Deployment of Jupyterhub with Globus Auth to spawn Notebook on Comet in Singularity containers

Build Singularity containers to run single user notebook applications

Follow the instructions at https://github.com/zonca/singularity-comet to build images from the ubuntu_anaconda_jupyterhub.def and centos_anaconda_jupyterhub.def definition files, or use the containers I have already built on Comet:

/oasis/scratch/comet/zonca/temp_project/centos_anaconda_jupyterhub.img
/oasis/scratch/comet/zonca/temp_project/ubuntu_anaconda_cmb_jupyterhub.img

These containers have Centos 7 and Ubuntu 16.04 base images, MPI support (not needed for this), Anaconda 4.4.0, the Jupyterhub (for the jupyterhub-singleuser script) and Jupyterlab (for the awesomeness) packages.

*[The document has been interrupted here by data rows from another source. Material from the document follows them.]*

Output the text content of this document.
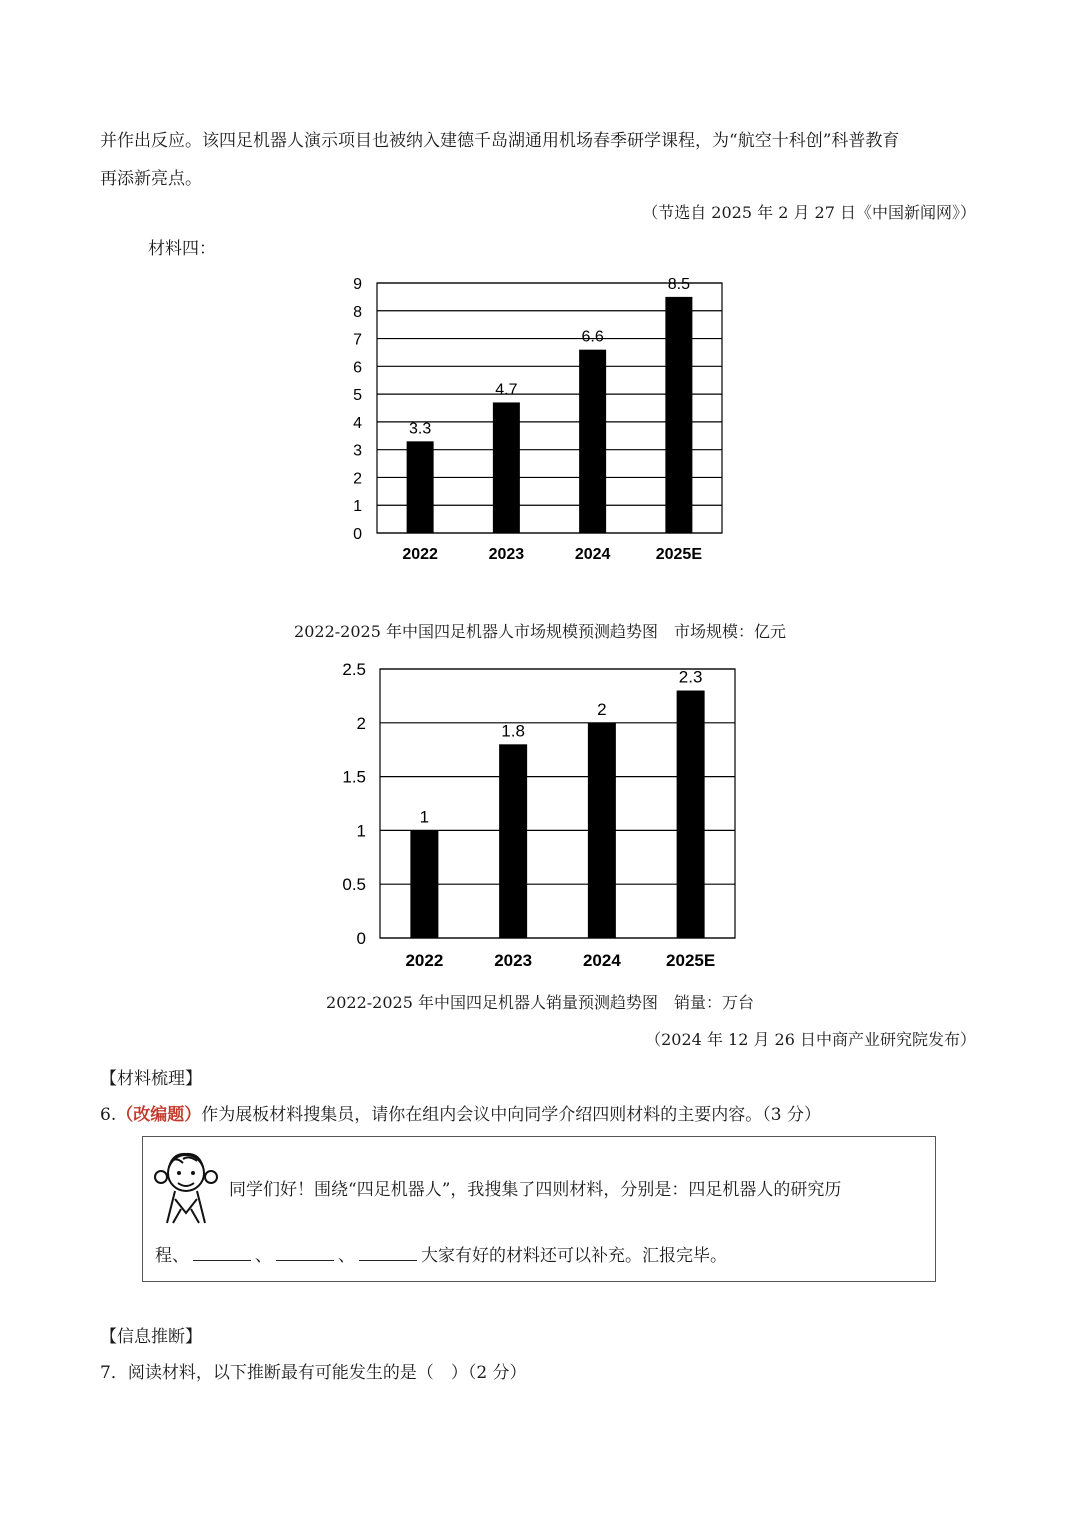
并作出反应。该四足机器人演示项目也被纳入建德千岛湖通用机场春季研学课程，为“航空十科创”科普教育
再添新亮点。
（节选自 2025 年 2 月 27 日《中国新闻网》）
材料四：
0
1
2
3
4
5
6
7
8
9
3.3
2022
4.7
2023
6.6
2024
8.5
2025E
0
0.5
1
1.5
2
2.5
1
2022
1.8
2023
2
2024
2.3
2025E
2022-2025 年中国四足机器人市场规模预测趋势图　市场规模：亿元
2022-2025 年中国四足机器人销量预测趋势图　销量：万台
（2024 年 12 月 26 日中商产业研究院发布）
【材料梳理】
6.（改编题）作为展板材料搜集员，请你在组内会议中向同学介绍四则材料的主要内容。（3 分）
同学们好！围绕“四足机器人”，我搜集了四则材料，分别是：四足机器人的研究历
程、	、	、	大家有好的材料还可以补充。汇报完毕。
【信息推断】
7．阅读材料，以下推断最有可能发生的是（　）（2 分）
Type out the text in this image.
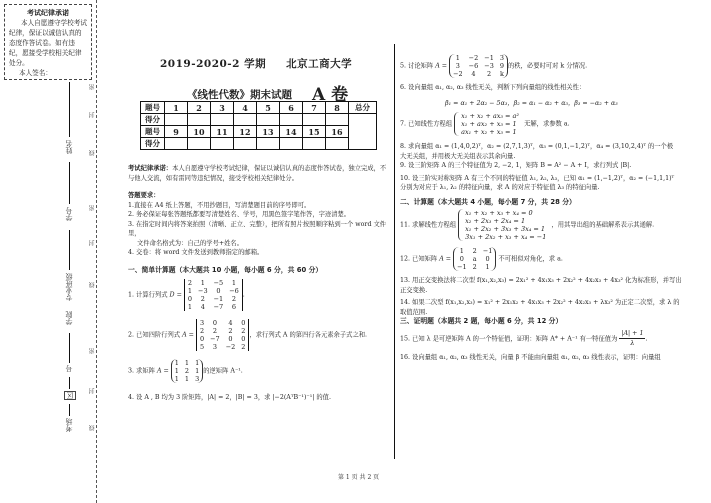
考试纪律承诺
本人自愿遵守学校考试纪律，保证以诚信认真的态度作答试卷。如有违纪，愿接受学校相关纪律处分。
本人签名：
姓名
学号
专业班级
学院
号
区
考场
密
封
线
密
封
线
密
封
线
2019-2020-2 学期 北京工商大学
《线性代数》期末试题 A 卷
题号	1	2	3	4	5	6	7	8	总分
得分									
题号	9	10	11	12	13	14	15	16	
得分									
考试纪律承诺：本人自愿遵守学校考试纪律，保证以诚信认真的态度作答试卷，独立完成，不与他人交流，如有雷同等违纪情况，接受学校相关纪律处分。
答题要求：
1.直接在 A4 纸上答题，不用抄题目，写清楚题目前的序号即可。
2. 务必保证每张答题纸都要写清楚姓名、学号，用黑色签字笔作答，字迹清楚。
3. 在指定时间内将答案拍照（清晰、正立、完整），把所有照片按照顺序粘到一个 word 文件里，
文件命名格式为：自己的学号+姓名。
4. 交卷：将 word 文件发送到教师指定的邮箱。
一、简单计算题（本大题共 10 小题，每小题 6 分，共 60 分）
1. 计算行列式 D =
2	1	−5	1
1	−3	0	−6
0	2	−1	2
1	4	−7	6
.
2. 已知四阶行列式 A =
3	0	4	0
2	2	2	2
0	−7	0	0
5	3	−2	2
，求行列式 A 的第四行各元素余子式之和.
3. 求矩阵 A =
1	1	1
1	2	1
1	1	3
的逆矩阵 A⁻¹.
4. 设 A , B 均为 3 阶矩阵，|A| = 2，|B| = 3，求 |−2(AᵀB⁻¹)⁻¹| 的值.
5. 讨论矩阵 A =
1	−2	−1	3
3	−6	−3	9
−2	4	2	k
的秩，必要时可对 k 分情况.
6. 设向量组 α₁, α₂, α₃ 线性无关，判断下列向量组的线性相关性：
β₁ = α₁ + 2α₂ − 5α₃，β₂ = α₁ − α₂ + α₃，β₃ = −α₂ + α₃
7. 已知线性方程组
x₁ + x₂ + ax₃ = a²
x₁ + ax₂ + x₃ = 1
ax₁ + x₂ + x₃ = 1
无解，求参数 a.
8. 求向量组 α₁ = (1,4,0,2)ᵀ，α₂ = (2,7,1,3)ᵀ，α₃ = (0,1,−1,2)ᵀ，α₄ = (3,10,2,4)ᵀ 的一个极
大无关组，并用极大无关组表示其余向量.
9. 设三阶矩阵 A 的三个特征值为 2, −2, 1，矩阵 B = A² − A + I，求行列式 |B|.
10. 设三阶实对称矩阵 A 有三个不同的特征值 λ₁, λ₂, λ₃，已知 α₁ = (1,−1,2)ᵀ，α₂ = (−1,1,1)ᵀ
分别为对应于 λ₁, λ₂ 的特征向量，求 A 的对应于特征值 λ₃ 的特征向量.
二、计算题（本大题共 4 小题，每小题 7 分，共 28 分）
11. 求解线性方程组
x₁ + x₂ + x₃ + x₄ = 0
x₂ + 2x₃ + 2x₄ = 1
x₁ + 2x₂ + 3x₃ + 3x₄ = 1
3x₁ + 2x₂ + x₃ + x₄ = −1
，用其导出组的基础解系表示其通解.
12. 已知矩阵 A =
1	2	−1
0	a	0
−1	2	1
不可相似对角化，求 a.
13. 用正交变换法将二次型 f(x₁,x₂,x₃) = 2x₁² + 4x₁x₃ + 2x₂² + 4x₂x₃ + 4x₃² 化为标准形，并写出
正交变换.
14. 如果二次型 f(x₁,x₂,x₃) = x₁² + 2x₁x₂ + 4x₁x₃ + 2x₂² + 4x₂x₃ + λx₃² 为正定二次型，求 λ 的
取值范围.
三、证明题（本题共 2 题，每小题 6 分，共 12 分）
15. 已知 λ 是可逆矩阵 A 的一个特征值，证明：矩阵 A* + A⁻¹ 有一特征值为 $\frac{|A| + 1}{\lambda}$ .
16. 设向量组 α₁, α₂, α₃ 线性无关，向量 β 不能由向量组 α₁, α₂, α₃ 线性表示，证明：向量组
第 1 页 共 2 页
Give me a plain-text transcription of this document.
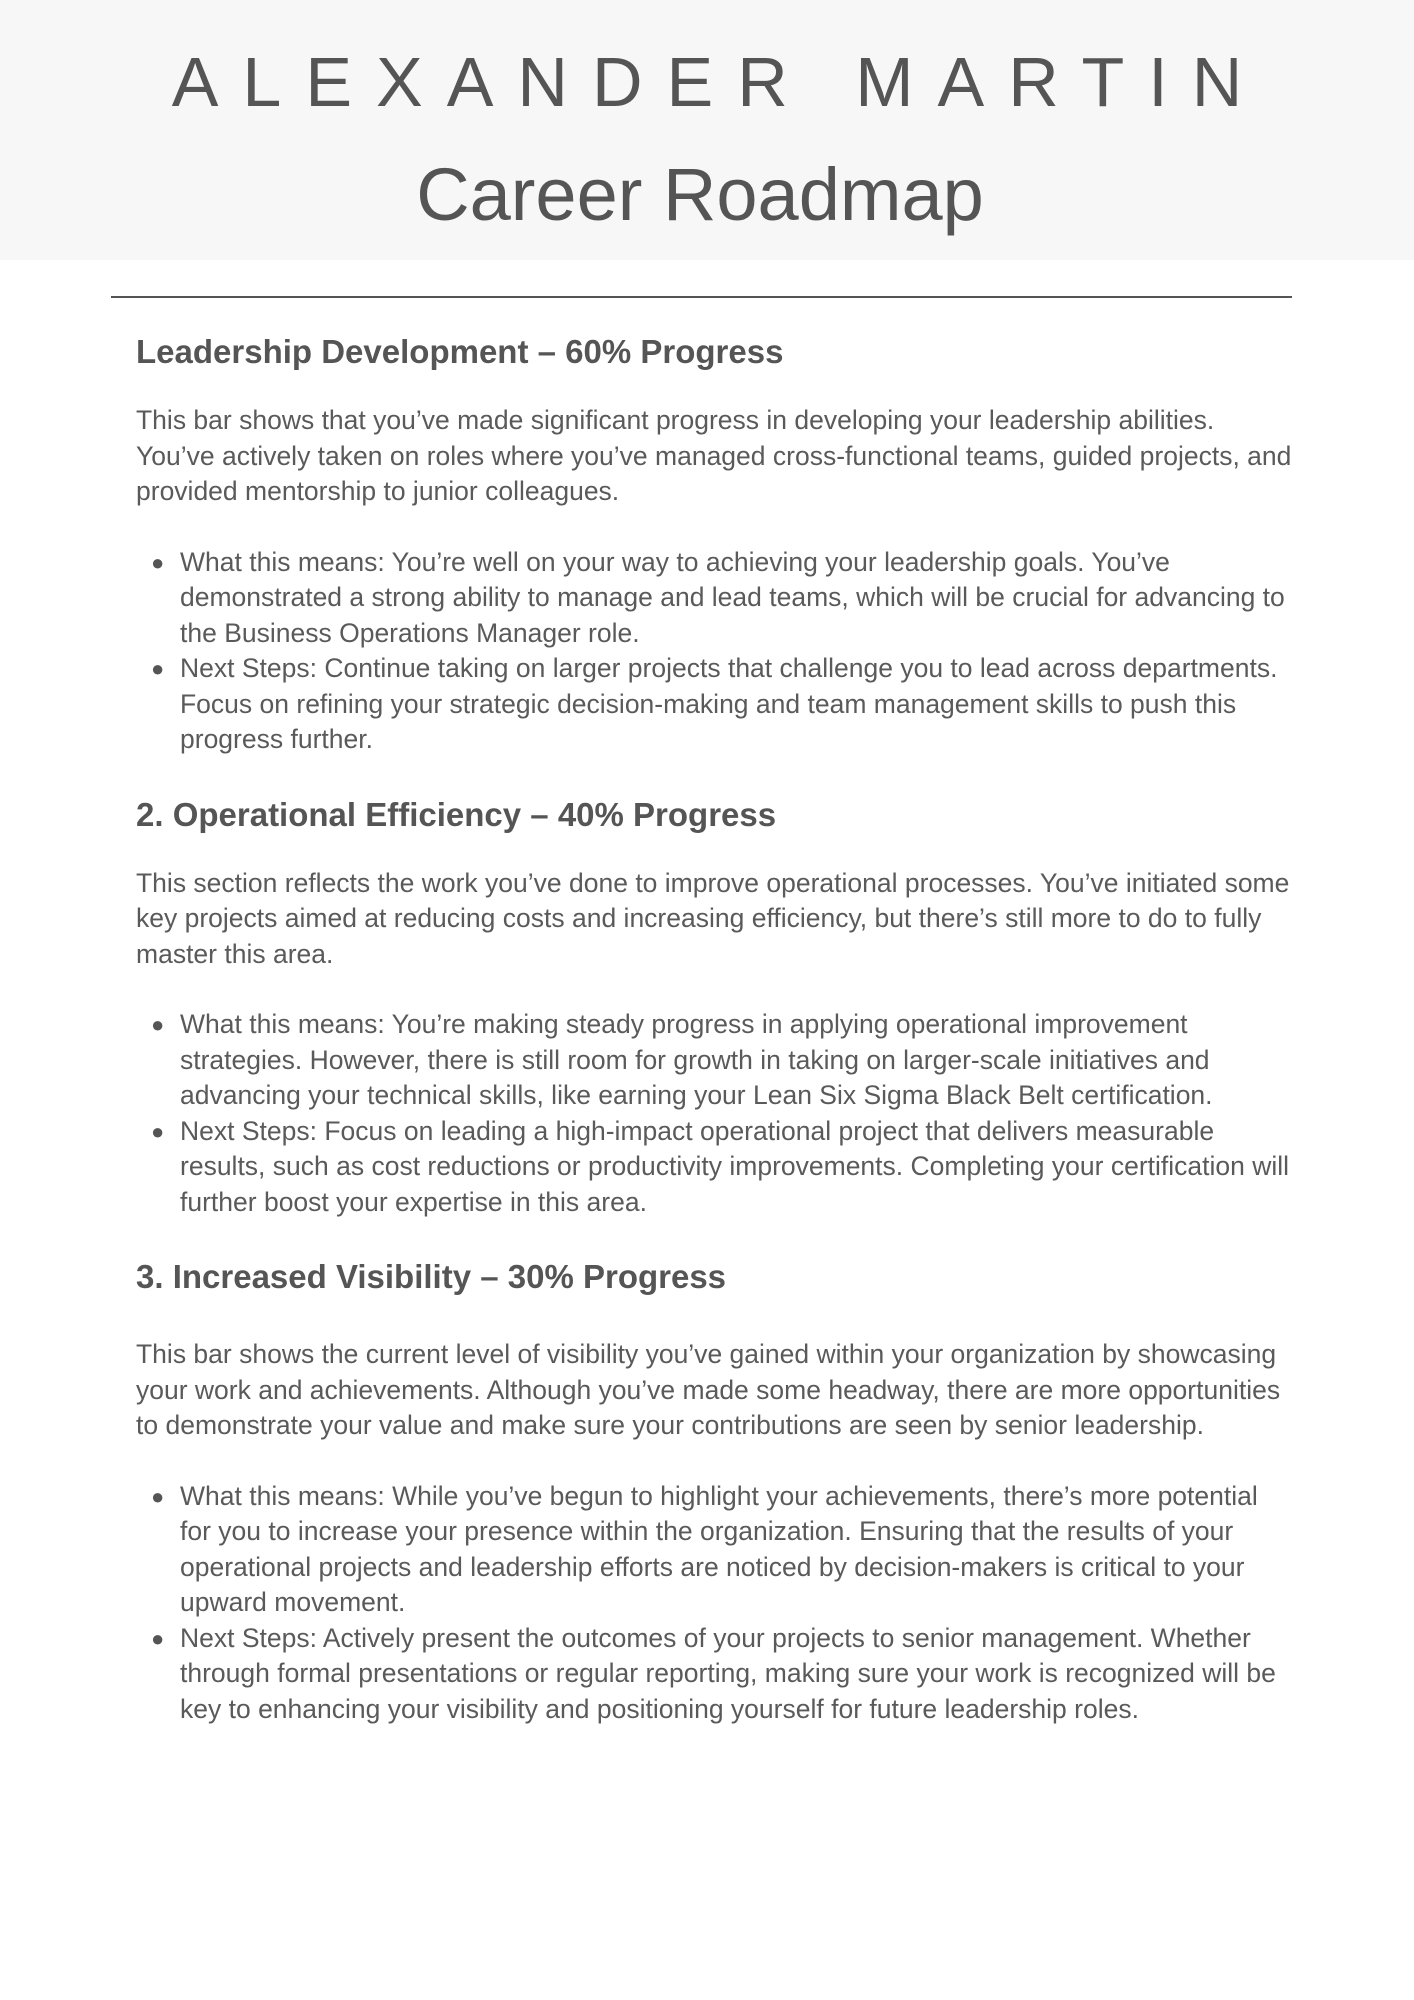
ALEXANDER MARTIN
Career Roadmap
Leadership Development – 60% Progress

This bar shows that you’ve made significant progress in developing your leadership abilities. You’ve actively taken on roles where you’ve managed cross-functional teams, guided projects, and provided mentorship to junior colleagues.

● What this means: You’re well on your way to achieving your leadership goals. You’ve demonstrated a strong ability to manage and lead teams, which will be crucial for advancing to the Business Operations Manager role.
● Next Steps: Continue taking on larger projects that challenge you to lead across departments. Focus on refining your strategic decision-making and team management skills to push this progress further.
2. Operational Efficiency – 40% Progress

This section reflects the work you’ve done to improve operational processes. You’ve initiated some key projects aimed at reducing costs and increasing efficiency, but there’s still more to do to fully master this area.

● What this means: You’re making steady progress in applying operational improvement strategies. However, there is still room for growth in taking on larger-scale initiatives and advancing your technical skills, like earning your Lean Six Sigma Black Belt certification.
● Next Steps: Focus on leading a high-impact operational project that delivers measurable results, such as cost reductions or productivity improvements. Completing your certification will further boost your expertise in this area.
3. Increased Visibility – 30% Progress

This bar shows the current level of visibility you’ve gained within your organization by showcasing your work and achievements. Although you’ve made some headway, there are more opportunities to demonstrate your value and make sure your contributions are seen by senior leadership.

● What this means: While you’ve begun to highlight your achievements, there’s more potential for you to increase your presence within the organization. Ensuring that the results of your operational projects and leadership efforts are noticed by decision-makers is critical to your upward movement.
● Next Steps: Actively present the outcomes of your projects to senior management. Whether through formal presentations or regular reporting, making sure your work is recognized will be key to enhancing your visibility and positioning yourself for future leadership roles.
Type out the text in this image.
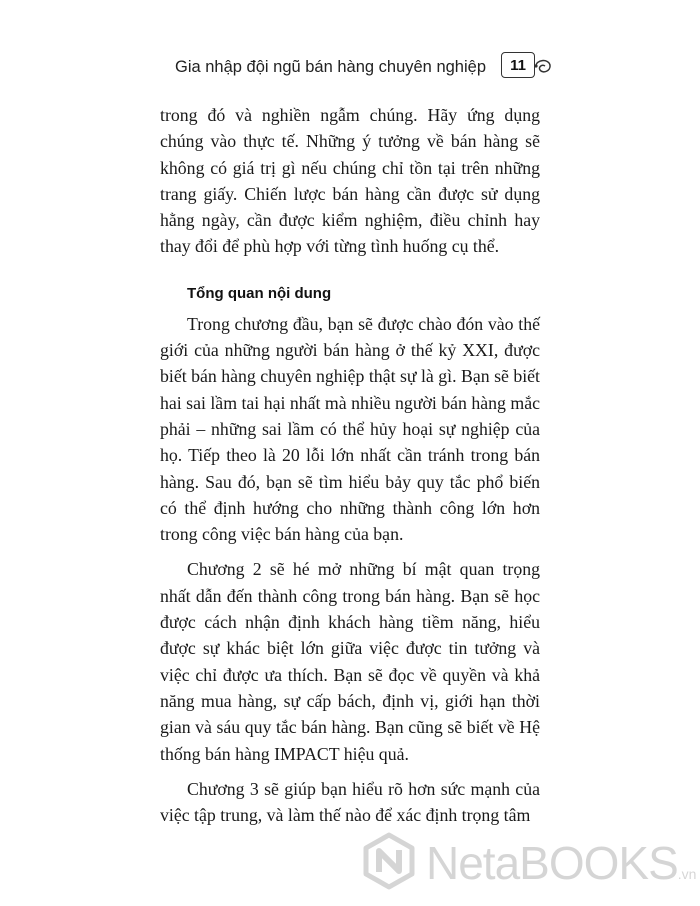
Gia nhập đội ngũ bán hàng chuyên nghiệp	11

trong đó và nghiền ngẫm chúng. Hãy ứng dụng chúng vào thực tế. Những ý tưởng về bán hàng sẽ không có giá trị gì nếu chúng chỉ tồn tại trên những trang giấy. Chiến lược bán hàng cần được sử dụng hằng ngày, cần được kiểm nghiệm, điều chỉnh hay thay đổi để phù hợp với từng tình huống cụ thể.

Tổng quan nội dung

Trong chương đầu, bạn sẽ được chào đón vào thế giới của những người bán hàng ở thế kỷ XXI, được biết bán hàng chuyên nghiệp thật sự là gì. Bạn sẽ biết hai sai lầm tai hại nhất mà nhiều người bán hàng mắc phải – những sai lầm có thể hủy hoại sự nghiệp của họ. Tiếp theo là 20 lỗi lớn nhất cần tránh trong bán hàng. Sau đó, bạn sẽ tìm hiểu bảy quy tắc phổ biến có thể định hướng cho những thành công lớn hơn trong công việc bán hàng của bạn.

Chương 2 sẽ hé mở những bí mật quan trọng nhất dẫn đến thành công trong bán hàng. Bạn sẽ học được cách nhận định khách hàng tiềm năng, hiểu được sự khác biệt lớn giữa việc được tin tưởng và việc chỉ được ưa thích. Bạn sẽ đọc về quyền và khả năng mua hàng, sự cấp bách, định vị, giới hạn thời gian và sáu quy tắc bán hàng. Bạn cũng sẽ biết về Hệ thống bán hàng IMPACT hiệu quả.

Chương 3 sẽ giúp bạn hiểu rõ hơn sức mạnh của việc tập trung, và làm thế nào để xác định trọng tâm

NetaBOOKS.vn
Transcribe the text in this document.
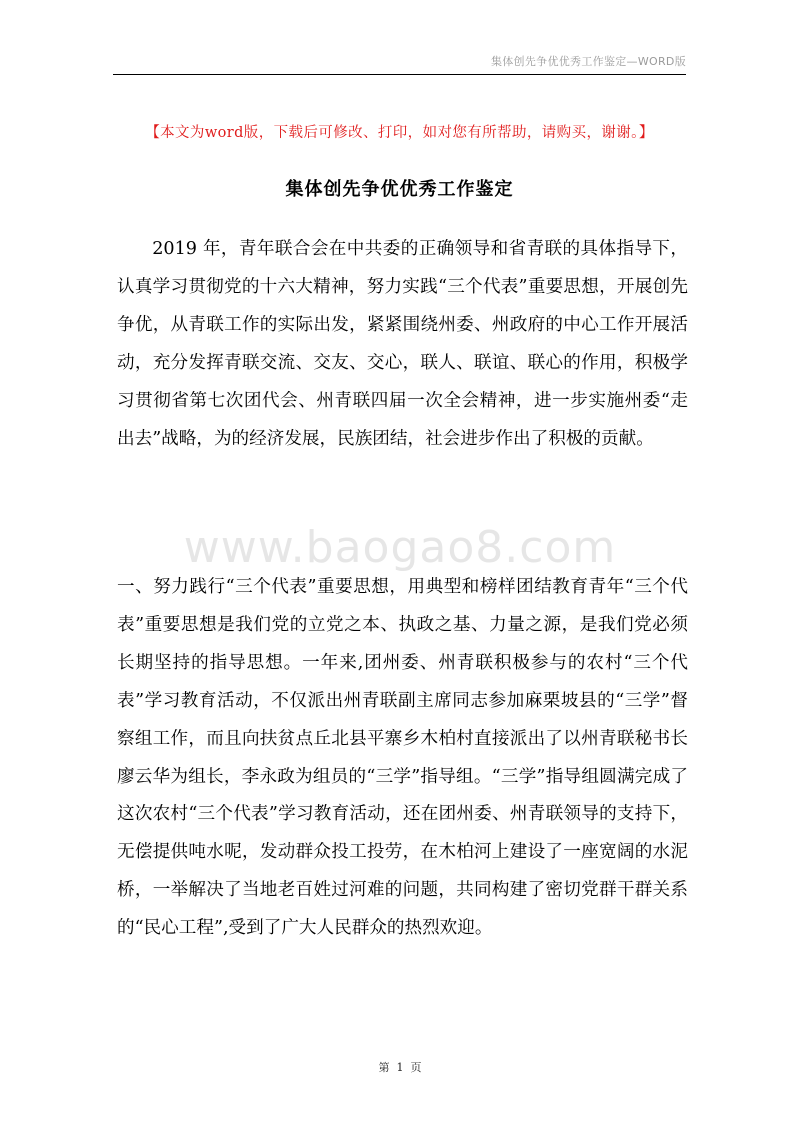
集体创先争优优秀工作鉴定—WORD版
【本文为word版，下载后可修改、打印，如对您有所帮助，请购买，谢谢。】
集体创先争优优秀工作鉴定

2019 年，青年联合会在中共委的正确领导和省青联的具体指导下，认真学习贯彻党的十六大精神，努力实践“三个代表”重要思想，开展创先争优，从青联工作的实际出发，紧紧围绕州委、州政府的中心工作开展活动，充分发挥青联交流、交友、交心，联人、联谊、联心的作用，积极学习贯彻省第七次团代会、州青联四届一次全会精神，进一步实施州委“走出去”战略，为的经济发展，民族团结，社会进步作出了积极的贡献。

www.baogao8.com

一、努力践行“三个代表”重要思想，用典型和榜样团结教育青年“三个代表”重要思想是我们党的立党之本、执政之基、力量之源，是我们党必须长期坚持的指导思想。一年来,团州委、州青联积极参与的农村“三个代表”学习教育活动，不仅派出州青联副主席同志参加麻栗坡县的“三学”督察组工作，而且向扶贫点丘北县平寨乡木柏村直接派出了以州青联秘书长廖云华为组长，李永政为组员的“三学”指导组。“三学”指导组圆满完成了这次农村“三个代表”学习教育活动，还在团州委、州青联领导的支持下，无偿提供吨水呢，发动群众投工投劳，在木柏河上建设了一座宽阔的水泥桥，一举解决了当地老百姓过河难的问题，共同构建了密切党群干群关系的“民心工程”,受到了广大人民群众的热烈欢迎。

第  1  页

Initial setup of Jupyterhub with Ansible

First we want to use the Ansible playbook provided by the Jupyter team to setup a Ubuntu Virtual Machine, for example on SDSC Cloud or XSEDE Jetstream. This sets up already a Jupyterhub instance on a single machine with Github authentication, NGINX with letsencrypt SSL and spawning of Notebooks as local processes.

Start from: Automated deployment of Jupyterhub with Ansible

It looks like there is a compatibility error with conda 4.3 and above, I had to fix this (and provided PR upstream), I used the version at https://github.com/zonca/jupyterhub-deploy-teaching/tree/globus_singularity. In particular check the example configuration file in the host_vars/ folder.

Once we have executed the scripts, connect to the Virtual Machine, login with Github and check that Notebooks are working.

Setup Authentication with Globus

Next we can SSH into the Jupyterhub Virtual Machine and customize Jupyterhub configuration in /etc/jupyterhub

oauthenticator should alrady be installed,, but it needs the Globus SDK to support authentication with Globus:

sudo /opt/conda/bin/pip install globus_sdk[jwt]

Then follow the instructions to setup Globus Auth: https://github.com/jupyterhub/oauthenticator#globus-setup

you should now have add these lines in /etc/jupyterhub/jupyterhub_config.py

from oauthenticator.globus import GlobusOAuthenticator
c.JupyterHub.authenticator_class = GlobusOAuthenticator
c.GlobusOAuthenticator.oauth_callback_url = 'https://xxx-xxx-xxx-xxx.compute.cloud.sdsc.edu/hub/oauth_callback'
c.GlobusOAuthenticator.client_id = ''
c.GlobusOAuthenticator.client_secret = ''

You should now be able to login with your Globus ID credentials, see the documentation to support credentials from institutions supported by Globus Auth. After login, don't worry if you get an error in starting your notebook.

Setup Spawning with Batchspawner

In my last post about spawning Notebooks on Comet I was using XSEDE authentication so that each user would have to use their own Comet account. In this scenario instead we imagine a Gateway system where the administrator shares their own allocation with the Gateway users. Therefore you should create a SSH keypair for the root user on the Jupyterhub Virtual Machine and make sure you can login with no need for a password to Comet as the Gateway user.

Then you need to install batchspawner:

git clone https://github.com/jupyterhub/batchspawner.git
cd batchspawner/
sudo /opt/conda/bin/pip install .

Then configure the Spawner, see my configuration of Jupyterhub: jupyterhub_config.py.

You should modify comet_spawner.py to point to your Gateway user home folder and then fill all the details in jupyterhub_config.py marked by the CONF string.

In CometSpawner I also create a form for the user to choose the parameters of the job and also the Singularity image they want to use.

Here the spawner uses SSH to connect to the Comet login node and submit jobs as the Gateway user.

At this point you should be able to login and launch a job on Comet, execute squeue on Comet to check if that works or look in the home folder of the Gateway user for the logfile of the job and in /var/log/jupyterhub on the Virtual machine for errors.

Setup tunneling

Finally we need a way for the gateway Virtual Machine to access the port on the Comet computing node in order to proxy the Notebook application back to the user.

The simpler solution is to create a user tunnelbot on the VM with no shell access, then create a SSH keypair and paste the private key into the jupyterhub_config.py file (contact me if you have a btter solution!). The job on Comet sets up then a SSH tunnel between the Comet computing node and the Jupyterhub VM.

Improvements

To keep the setup simple, all users are running on the home folder of the Gateway user, for a real deployment, it is possible to create a subfolder for each user beforehand and then use Singularity to mount that as the home folder.